People in Ohio whose careers involve transportation or night life may have a higher divorce rate than the national average. This was one of the findings of a study presented by FlowingData using information from the 2015 American Community Survey.
The study identified science and math-related careers as among those with the lowest likelihood of divorce. The national divorce rate in 2015 was 35 percent, but for actuaries, the rate was lower than 20 percent. Scientists and physicians also had a low rate at just above 20 percent while gaming managers and bartenders had a divorce rate higher than 50 percent. One commonality between the careers with lower divorce rates is that they offer a more regular schedule and a higher income. The study also found that divorce, income and the chance of a child becoming ill were correlated.
Other occupations with a low divorce rate include clergy and occupations that are associated with rural locations including farming, fishing and forestry. Military careers also had a low rate of divorce.

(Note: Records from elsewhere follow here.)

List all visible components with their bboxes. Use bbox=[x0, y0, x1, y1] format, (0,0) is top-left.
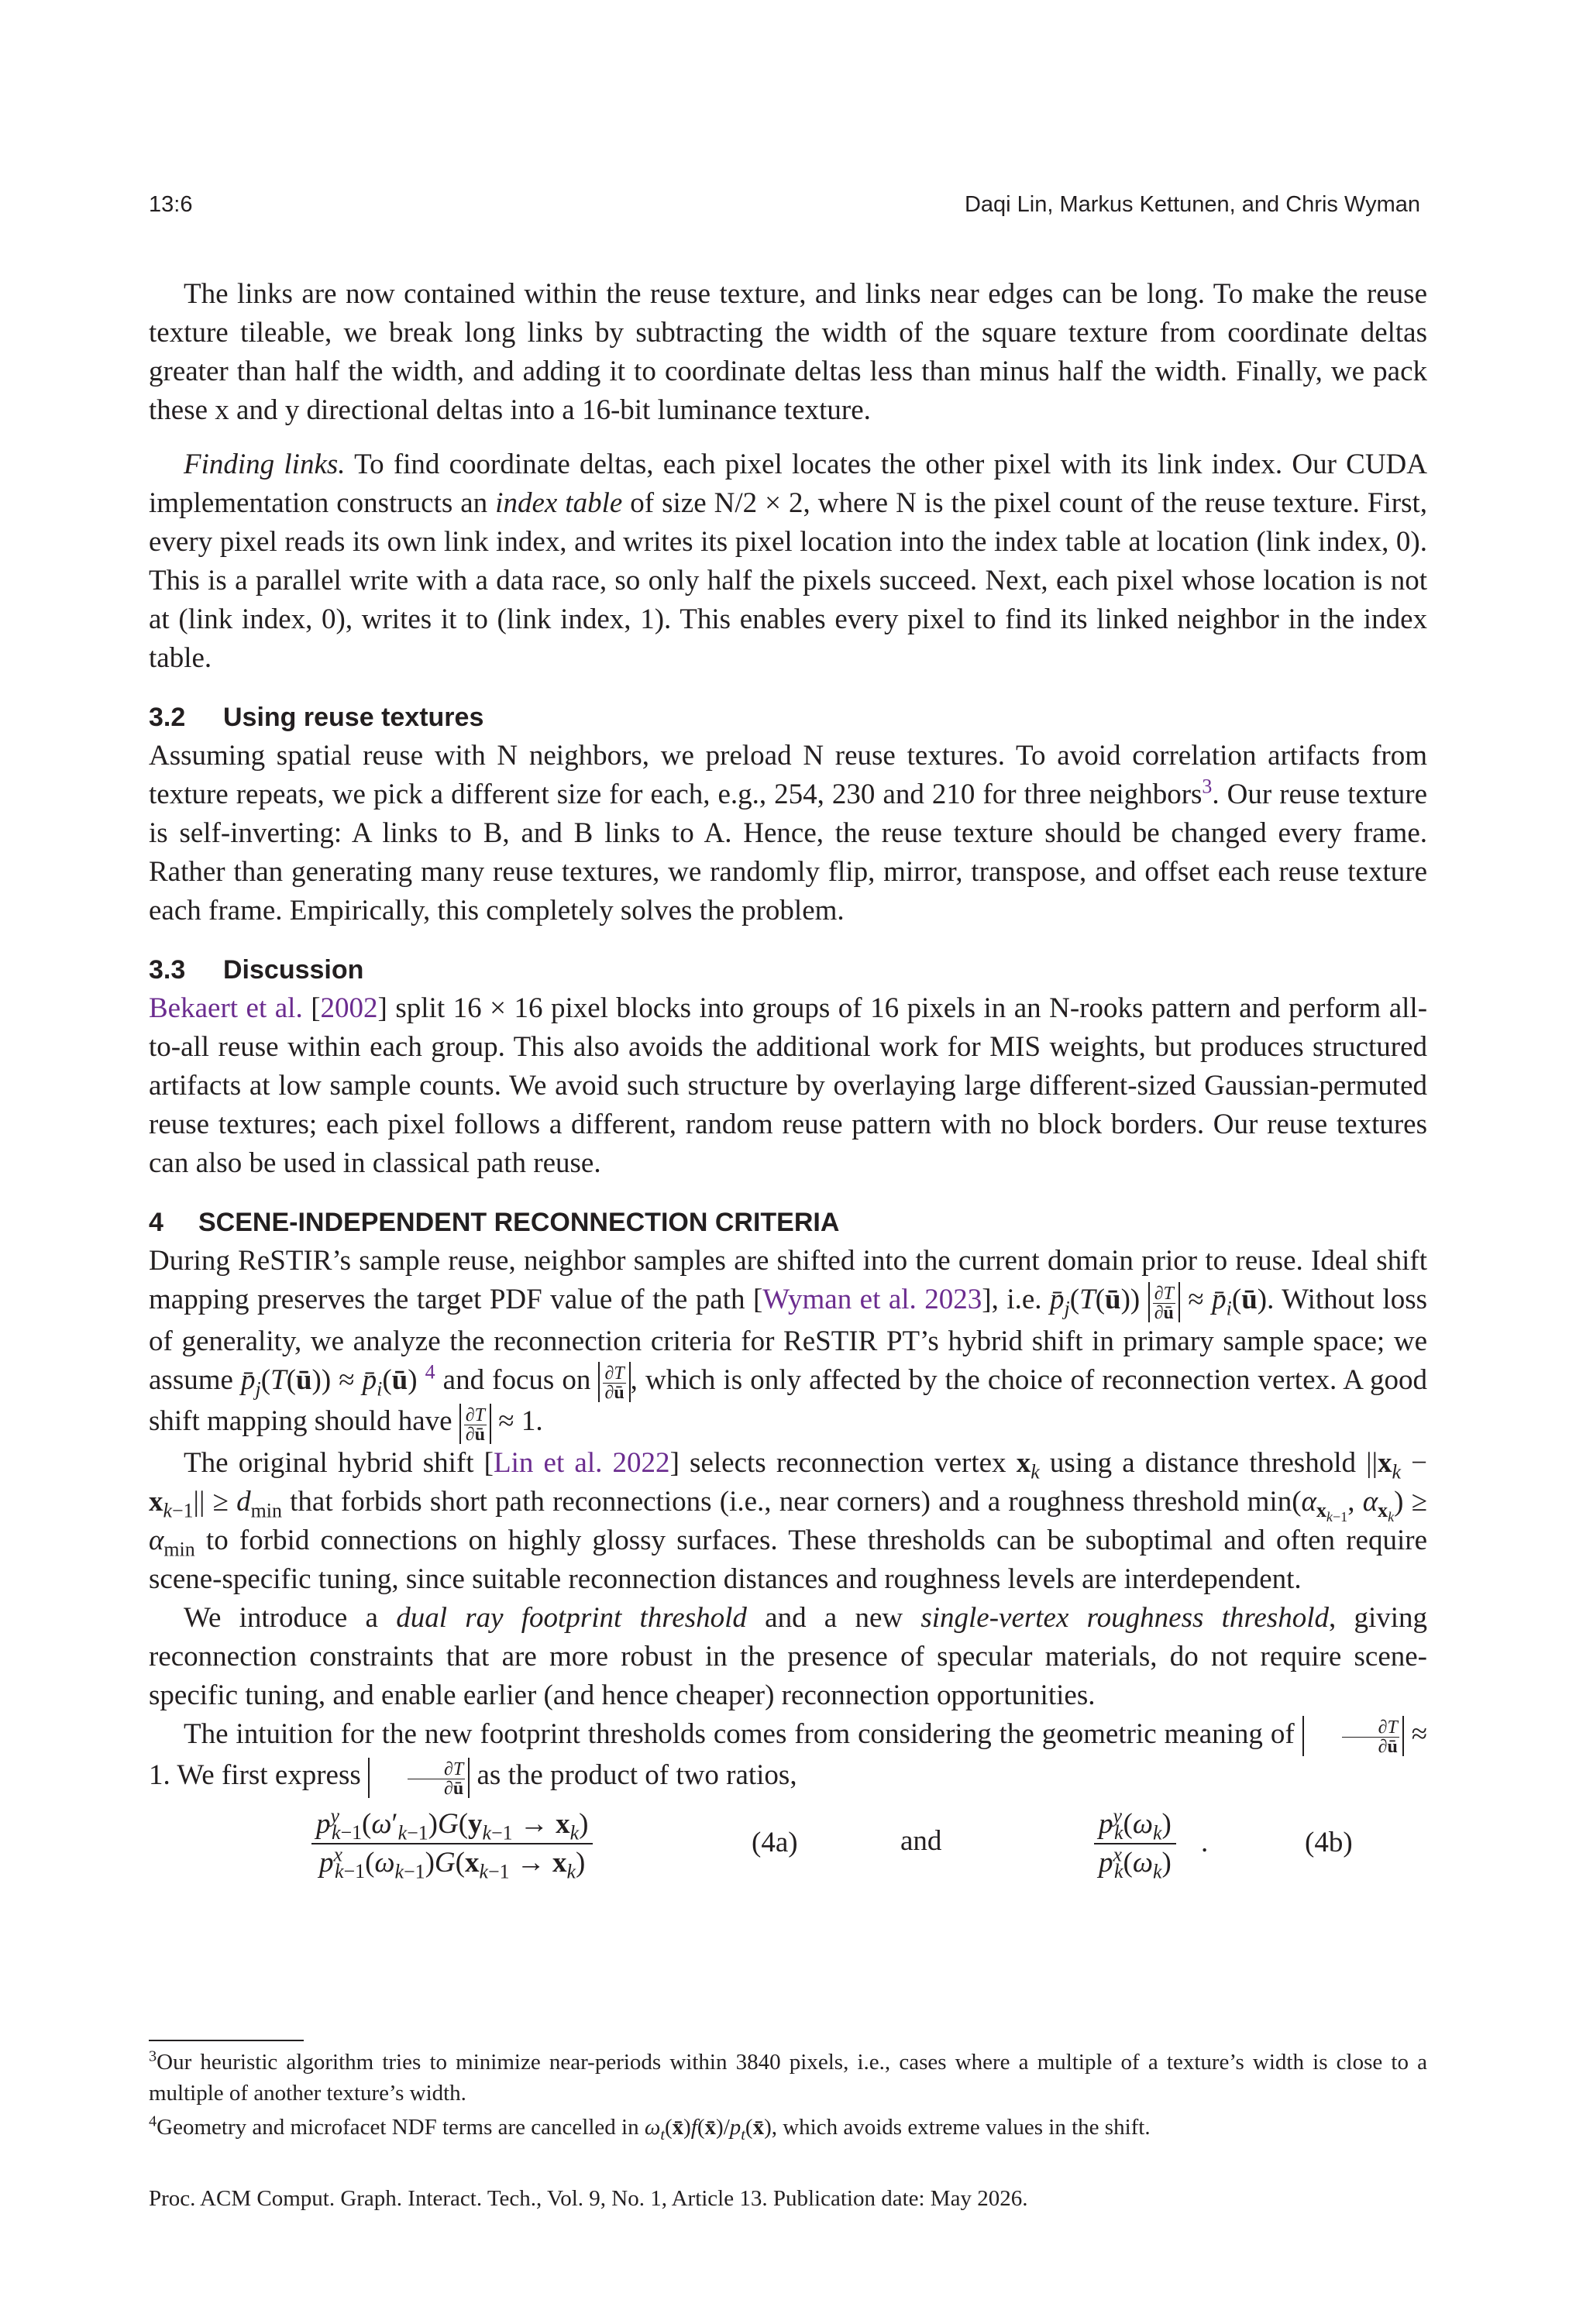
footnote-ref-3[interactable]: 3 bbox=[1202, 775, 1213, 798]
footnote-4-text-a: Geometry and microfacet NDF terms are cancelled in bbox=[157, 2115, 639, 2140]
term-single-vertex: single-vertex roughness threshold bbox=[920, 1601, 1329, 1634]
paragraph-introduce bbox=[149, 1599, 1427, 1715]
page-number: 13:6 bbox=[149, 192, 193, 217]
footnote-3-mark: 3 bbox=[149, 2047, 157, 2065]
math-distance-threshold: $||x_k - x_{k-1}|| \ge d_{min}$ bbox=[149, 1446, 1428, 1521]
cite-bekaert-year[interactable]: 2002 bbox=[320, 992, 378, 1024]
page-footer: Proc. ACM Comput. Graph. Interact. Tech., Vol. 9, No. 1, Article 13. Publication date: May 2026. bbox=[149, 2186, 1028, 2211]
discussion-text: split 16 × 16 pixel blocks into groups of 16 pixels in an N-rooks pattern and perform all-to-all reuse within each group. This also avoids the additional work for MIS weights, but produces structured artifacts at low sample counts. We avoid such structure by overlaying large different-sized Gaussian-permuted reuse textures; each pixel follows a different, random reuse pattern with no block borders. Our reuse textures can also be used in classical path reuse. bbox=[149, 992, 1428, 1179]
equation-label-4a: (4a) bbox=[752, 1826, 798, 1858]
section-4-heading bbox=[149, 1203, 1427, 1242]
footnote-4-text-b: , which avoids extreme values in the shift. bbox=[771, 2115, 1151, 2140]
s4-text-b: ], i.e. bbox=[982, 1284, 1042, 1315]
math-pdf-approx: $p̄_j(T(ū))$ ≈ $p̄_i(ū)$ bbox=[241, 1363, 418, 1400]
finding-text-1: To find coordinate deltas, each pixel locates the other pixel with its link index. Our CUDA implementation constructs an bbox=[149, 449, 1427, 519]
s4-p2-b: ] selects reconnection vertex bbox=[669, 1446, 1006, 1479]
main-text bbox=[149, 275, 1427, 1893]
s4-p3-c: , giving reconnection constraints that are more robust in the presence of specular materials, do not require scene-specific tuning, and enable earlier (and hence cheaper) reconnection opportunities. bbox=[149, 1601, 1428, 1711]
paragraph-restir-reuse bbox=[149, 1242, 1427, 1444]
s4-p4-a: The intuition for the new footprint thresholds comes from considering the geometric meaning of bbox=[184, 1717, 1295, 1750]
section-title: Using reuse textures bbox=[223, 703, 484, 732]
math-jacobian-approx: $\frac{\partial T}{\partial ū}$ ≈ 1 bbox=[149, 1718, 1427, 1792]
cite-bekaert[interactable]: Bekaert et al. bbox=[149, 992, 303, 1024]
s4-p2-e: to forbid connections on highly glossy surfaces. These thresholds can be suboptimal and often require scene-specific tuning, since suitable reconnection distances and roughness levels are interdependent. bbox=[149, 1524, 1428, 1595]
section-number: 4 bbox=[149, 1208, 163, 1237]
section-3-3-heading bbox=[149, 951, 1427, 989]
running-header bbox=[149, 192, 1420, 223]
header-authors: Daqi Lin, Markus Kettunen, and Chris Wyman bbox=[964, 192, 1420, 217]
math-target-pdf-eq: $p̄_j(T(ū))$ $\frac{\partial T}{\partial ū}$ ≈ $p̄_i(ū)$ bbox=[1050, 1284, 1267, 1315]
footnote-4-mark: 4 bbox=[149, 2113, 157, 2130]
math-jacobian-2: $\frac{\partial T}{\partial ū}$ bbox=[368, 1758, 470, 1798]
paragraph-using-reuse bbox=[149, 737, 1427, 930]
s4-p2-c: using a distance threshold bbox=[1049, 1446, 1356, 1479]
equation-period: . bbox=[1201, 1826, 1209, 1858]
footnote-rule bbox=[149, 2040, 304, 2041]
s4-p4-c: as the product of two ratios, bbox=[477, 1759, 797, 1792]
paragraph-discussion: Bekaert et al. [2002] split 16 × 16 pixel blocks into groups of 16 pixels in an N-rooks pattern and perform all-to-all reuse within each group. This also avoids the additional work for MIS weights, but produces structured artifacts at low sample counts. We avoid such structure by overlaying large different-sized Gaussian-permuted reuse textures; each pixel follows a different, random reuse pattern with no block borders. Our reuse textures can also be used in classical path reuse. bbox=[149, 992, 1428, 1179]
s4-p2-d: that forbids short path reconnections (i.e., near corners) and a roughness threshold bbox=[290, 1485, 1240, 1518]
s4-text-e: , which is only affected by the choice of reconnection vertex. A good shift mapping should have bbox=[149, 1363, 1428, 1438]
paragraph-hybrid-shift bbox=[149, 1444, 1427, 1599]
math-xk: $x_k$ bbox=[1016, 1446, 1040, 1483]
equation-4b-fraction: $p^y_k(\omega_k)$ $p^x_k(\omega_k)$ bbox=[1094, 1806, 1176, 1882]
math-jacobian-approx-one: $\frac{\partial T}{\partial ū}$ ≈ 1. bbox=[459, 1405, 543, 1437]
equation-4a-fraction: $p^y_{k-1}(\omega'_{k-1})G(y_{k-1} \to x_k)$ $p^x_{k-1}(\omega_{k-1})G(x_{k-1} \to x_k)$ bbox=[311, 1806, 593, 1882]
math-footnote-4: $\omega_t(x̄)f(x̄)/p_t(x̄)$ bbox=[644, 2115, 772, 2144]
section-number: 3.3 bbox=[149, 955, 186, 985]
s4-p2-a: The original hybrid shift [ bbox=[184, 1446, 494, 1479]
section-number: 3.2 bbox=[149, 703, 186, 732]
footnote-ref-4[interactable]: 4 bbox=[425, 1360, 435, 1384]
s4-text-d: and focus on bbox=[442, 1363, 591, 1396]
equation-label-4b: (4b) bbox=[1305, 1826, 1353, 1858]
s4-p3-a: We introduce a bbox=[184, 1601, 378, 1634]
section-title: SCENE-INDEPENDENT RECONNECTION CRITERIA bbox=[198, 1208, 840, 1237]
s4-text-a: During ReSTIR’s sample reuse, neighbor samples are shifted into the current domain prior to reuse. Ideal shift mapping preserves the target PDF value of the path [ bbox=[149, 1245, 1427, 1315]
cite-lin-2022[interactable]: Lin et al. 2022 bbox=[494, 1446, 670, 1479]
section-title: Discussion bbox=[223, 955, 364, 985]
footnote-3 bbox=[149, 2047, 1427, 2109]
finding-links-title: Finding links. bbox=[184, 449, 346, 480]
math-jacobian: $\frac{\partial T}{\partial ū}$ bbox=[598, 1362, 630, 1402]
footnote-3-text: Our heuristic algorithm tries to minimize near-periods within 3840 pixels, i.e., cases where a multiple of a texture’s width is close to a multiple of another texture’s width. bbox=[149, 2050, 1427, 2106]
equation-conjunction: and bbox=[900, 1824, 942, 1857]
cite-wyman-2023[interactable]: Wyman et al. 2023 bbox=[762, 1284, 982, 1315]
s4-text-c: . Without loss of generality, we analyze the reconnection criteria for ReSTIR PT’s hybrid shift in primary sample space; we assume bbox=[149, 1284, 1428, 1396]
footnote-4 bbox=[149, 2112, 1427, 2143]
equation-4 bbox=[149, 1801, 1427, 1893]
finding-text-2: of size N/2 × 2, where N is the pixel count of the reuse texture. First, every pixel reads its own link index, and writes its pixel location into the index table at location (link index, 0). This is a parallel write with a data race, so only half the pixels succeed. Next, each pixel whose location is not at (link index, 0), writes it to (link index, 1). This enables every pixel to find its linked neighbor in the index table. bbox=[149, 487, 1428, 674]
paragraph-intuition bbox=[149, 1715, 1427, 1798]
section-3-2-heading bbox=[149, 698, 1427, 737]
math-roughness-threshold: $\min(\alpha_{x_{k-1}}$, $\alpha_{x_k}) \ge \alpha_{min}$ bbox=[149, 1485, 1427, 1560]
reuse-text-2: . Our reuse texture is self-inverting: A links to B, and B links to A. Hence, the reuse texture should be changed every frame. Rather than generating many reuse textures, we randomly flip, mirror, transpose, and offset each reuse texture each frame. Empirically, this completely solves the problem. bbox=[149, 779, 1427, 927]
s4-p4-b: . We first express bbox=[163, 1759, 361, 1792]
paragraph-links-tileable: The links are now contained within the reuse texture, and links near edges can be long. To make the reuse texture tileable, we break long links by subtracting the width of the square texture from coordinate deltas greater than half the width, and adding it to coordinate deltas less than minus half the width. Finally, we pack these x and y directional deltas into a 16-bit luminance texture. bbox=[149, 278, 1427, 426]
s4-p3-b: and a new bbox=[765, 1601, 903, 1634]
index-table-term: index table bbox=[495, 487, 623, 519]
paragraph-finding-links bbox=[149, 445, 1427, 678]
reuse-text-1: Assuming spatial reuse with N neighbors, we preload N reuse textures. To avoid correlation artifacts from texture repeats, we pick a different size for each, e.g., 254, 230 and 210 for three neighbors bbox=[149, 740, 1427, 810]
term-dual-footprint: dual ray footprint threshold bbox=[396, 1601, 747, 1634]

The jobs, income and even schedules of people involved in a divorce may be a factor in the outcome. When there is a military divorce, the length of the divorce is significant in determining what benefits the nonmilitary spouse will receive. If one spouse was a high earner and the other was not, the lower-earning spouse might be paid spousal support for a certain period of time. High earnings from one or both spouses may also mean a complex process of property division. Jobs may also affect how child custody is decided. While a judge makes a decision with the best interests of the child in mind and not the parent, it is unlikely that a parent facing military deployment or whose job required constant travel would be the best candidate for primary physical custody.